I want to evaluate the following integral and obtain the result as a function of n and m, the latter is absolutely crucial to me :
$$g(n,x) = \sqrt{\frac{2}{(n+2)^2 - 1}} \Big\{ (n+2) \cos[(n+2) \pi x] - \cot(\pi x) \sin[ (n+2) \pi x] \Big\}$$
and
$$x_{nm}(n,m) = \int_0^1 \ g(n,t)\ t\ g(m,t)\, \operatorname dt$$
Naively, integrating this results in a non-converging integral (using Mathematica). So, I sought for an indefinite integral which I can then use with Fundamental Theorem of Calculus to get my result as $x_{nm} \equiv x_{nm}(n,m)$.
The indefinite integral that I obtain using Mathematica is discontinuous which means that I cannot use the Fundamental Theorem of Calculus on it. It is giving incorrect result (which I verified separately) in two cases :
- $m=n$ (should be non-zero finite number but getting $\infty$)
- $|m-n|$ = even (should be 0 but getting $\infty$)
Can anyone please suggest me a way forward so that I can get $x_{nm}$ as a function of $n,m$? I would be happy with any kind of solution.
My question regarding the same problem on Mathematica.SE is here.

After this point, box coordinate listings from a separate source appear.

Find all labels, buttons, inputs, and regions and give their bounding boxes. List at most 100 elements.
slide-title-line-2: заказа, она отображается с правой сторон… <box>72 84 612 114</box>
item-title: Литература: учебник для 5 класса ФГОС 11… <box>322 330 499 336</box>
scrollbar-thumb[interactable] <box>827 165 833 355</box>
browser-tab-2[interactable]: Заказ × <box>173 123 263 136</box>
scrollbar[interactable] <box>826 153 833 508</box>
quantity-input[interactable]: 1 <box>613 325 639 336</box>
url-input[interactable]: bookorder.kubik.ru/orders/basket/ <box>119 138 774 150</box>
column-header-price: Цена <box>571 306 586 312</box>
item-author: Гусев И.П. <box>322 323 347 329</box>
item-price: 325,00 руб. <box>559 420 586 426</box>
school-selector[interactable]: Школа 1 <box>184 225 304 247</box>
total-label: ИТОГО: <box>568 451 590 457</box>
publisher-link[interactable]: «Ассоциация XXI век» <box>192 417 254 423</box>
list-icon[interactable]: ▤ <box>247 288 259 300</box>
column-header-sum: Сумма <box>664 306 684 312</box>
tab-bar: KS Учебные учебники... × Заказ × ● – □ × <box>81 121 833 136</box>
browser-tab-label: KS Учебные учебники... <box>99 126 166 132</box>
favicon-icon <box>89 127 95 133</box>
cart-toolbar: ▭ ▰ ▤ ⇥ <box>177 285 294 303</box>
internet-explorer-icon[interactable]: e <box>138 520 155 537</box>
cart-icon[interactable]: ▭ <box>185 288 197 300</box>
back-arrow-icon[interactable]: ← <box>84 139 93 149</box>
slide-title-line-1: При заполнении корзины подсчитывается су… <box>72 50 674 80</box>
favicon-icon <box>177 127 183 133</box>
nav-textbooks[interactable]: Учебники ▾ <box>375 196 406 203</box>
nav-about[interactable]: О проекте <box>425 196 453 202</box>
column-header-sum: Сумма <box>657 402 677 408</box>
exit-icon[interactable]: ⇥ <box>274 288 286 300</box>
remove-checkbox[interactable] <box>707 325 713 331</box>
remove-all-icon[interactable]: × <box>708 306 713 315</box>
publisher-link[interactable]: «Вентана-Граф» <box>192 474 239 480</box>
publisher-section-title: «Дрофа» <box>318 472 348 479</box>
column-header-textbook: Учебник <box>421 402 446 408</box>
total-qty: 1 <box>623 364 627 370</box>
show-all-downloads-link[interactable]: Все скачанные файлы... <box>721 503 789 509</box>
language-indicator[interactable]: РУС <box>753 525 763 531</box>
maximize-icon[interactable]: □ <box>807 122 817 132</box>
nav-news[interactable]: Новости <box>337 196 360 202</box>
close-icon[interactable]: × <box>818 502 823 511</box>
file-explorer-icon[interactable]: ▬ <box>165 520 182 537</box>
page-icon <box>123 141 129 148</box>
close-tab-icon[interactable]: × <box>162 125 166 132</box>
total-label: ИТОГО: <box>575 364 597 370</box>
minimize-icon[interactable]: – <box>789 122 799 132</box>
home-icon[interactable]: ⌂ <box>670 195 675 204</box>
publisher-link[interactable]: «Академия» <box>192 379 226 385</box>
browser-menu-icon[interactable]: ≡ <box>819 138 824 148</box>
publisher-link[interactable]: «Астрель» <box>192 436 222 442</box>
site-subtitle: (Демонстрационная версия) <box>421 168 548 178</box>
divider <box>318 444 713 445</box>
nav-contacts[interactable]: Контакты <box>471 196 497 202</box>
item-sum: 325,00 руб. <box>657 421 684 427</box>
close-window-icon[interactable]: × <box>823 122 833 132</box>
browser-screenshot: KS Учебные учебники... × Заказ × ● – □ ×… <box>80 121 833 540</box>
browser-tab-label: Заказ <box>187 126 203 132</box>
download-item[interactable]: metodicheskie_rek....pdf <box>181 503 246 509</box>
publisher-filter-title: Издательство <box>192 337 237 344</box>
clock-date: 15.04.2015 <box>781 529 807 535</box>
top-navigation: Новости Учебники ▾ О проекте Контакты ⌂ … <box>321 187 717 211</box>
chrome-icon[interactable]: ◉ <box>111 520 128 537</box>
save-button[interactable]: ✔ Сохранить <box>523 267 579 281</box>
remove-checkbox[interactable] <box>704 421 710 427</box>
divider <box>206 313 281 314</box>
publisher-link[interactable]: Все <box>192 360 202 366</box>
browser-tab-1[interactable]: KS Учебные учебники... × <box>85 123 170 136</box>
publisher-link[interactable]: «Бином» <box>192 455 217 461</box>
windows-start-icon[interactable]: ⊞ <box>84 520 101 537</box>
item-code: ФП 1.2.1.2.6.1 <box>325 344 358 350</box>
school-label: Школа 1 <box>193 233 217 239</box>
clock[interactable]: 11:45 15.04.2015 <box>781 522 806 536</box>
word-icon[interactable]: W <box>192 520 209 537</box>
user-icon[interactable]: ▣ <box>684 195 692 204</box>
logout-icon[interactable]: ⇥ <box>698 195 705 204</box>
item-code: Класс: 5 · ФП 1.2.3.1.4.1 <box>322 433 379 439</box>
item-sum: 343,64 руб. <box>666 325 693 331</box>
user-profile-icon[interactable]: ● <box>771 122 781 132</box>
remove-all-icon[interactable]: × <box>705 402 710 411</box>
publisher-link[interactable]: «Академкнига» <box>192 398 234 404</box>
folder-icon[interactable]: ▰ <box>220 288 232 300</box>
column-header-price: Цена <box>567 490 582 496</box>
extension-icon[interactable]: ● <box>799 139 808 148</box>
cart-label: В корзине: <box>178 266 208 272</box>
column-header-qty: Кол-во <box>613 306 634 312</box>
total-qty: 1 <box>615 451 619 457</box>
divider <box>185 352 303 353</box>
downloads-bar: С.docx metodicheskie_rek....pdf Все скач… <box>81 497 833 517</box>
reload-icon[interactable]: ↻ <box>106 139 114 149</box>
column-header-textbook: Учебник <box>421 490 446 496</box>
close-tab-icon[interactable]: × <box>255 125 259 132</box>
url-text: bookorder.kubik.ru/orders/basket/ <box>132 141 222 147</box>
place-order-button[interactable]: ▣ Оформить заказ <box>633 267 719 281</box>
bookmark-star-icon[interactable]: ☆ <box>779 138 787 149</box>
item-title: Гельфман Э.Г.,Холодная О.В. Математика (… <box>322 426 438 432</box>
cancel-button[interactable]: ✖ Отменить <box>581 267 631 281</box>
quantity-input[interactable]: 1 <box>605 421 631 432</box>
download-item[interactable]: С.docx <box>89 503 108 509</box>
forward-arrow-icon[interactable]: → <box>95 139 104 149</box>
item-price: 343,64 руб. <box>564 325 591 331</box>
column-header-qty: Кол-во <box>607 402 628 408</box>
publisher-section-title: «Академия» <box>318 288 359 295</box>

Proceeding as in comments : $$ I_1 = \int_{0}^{1} dx\ \underbrace{x}_\text{A}\ \underbrace{\cos[(n+2)\pi x] \cos[(m+2)\pi x]}_\text{B} = x \left[ \int dx\ B \Bigg| ^{1}_{0} \right] - \int_{0}^{1} dx\ \int dx\ B $$ with $$ \int dx\ B = \frac{\frac{\sin(\pi x (m-n))}{m-n} + \frac{\sin(\pi x (m+n+4))}{m+n+4}}{2 \pi} $$ and so on. I believe I can do it now, shouldn't have been stuck on solving by Mathematica!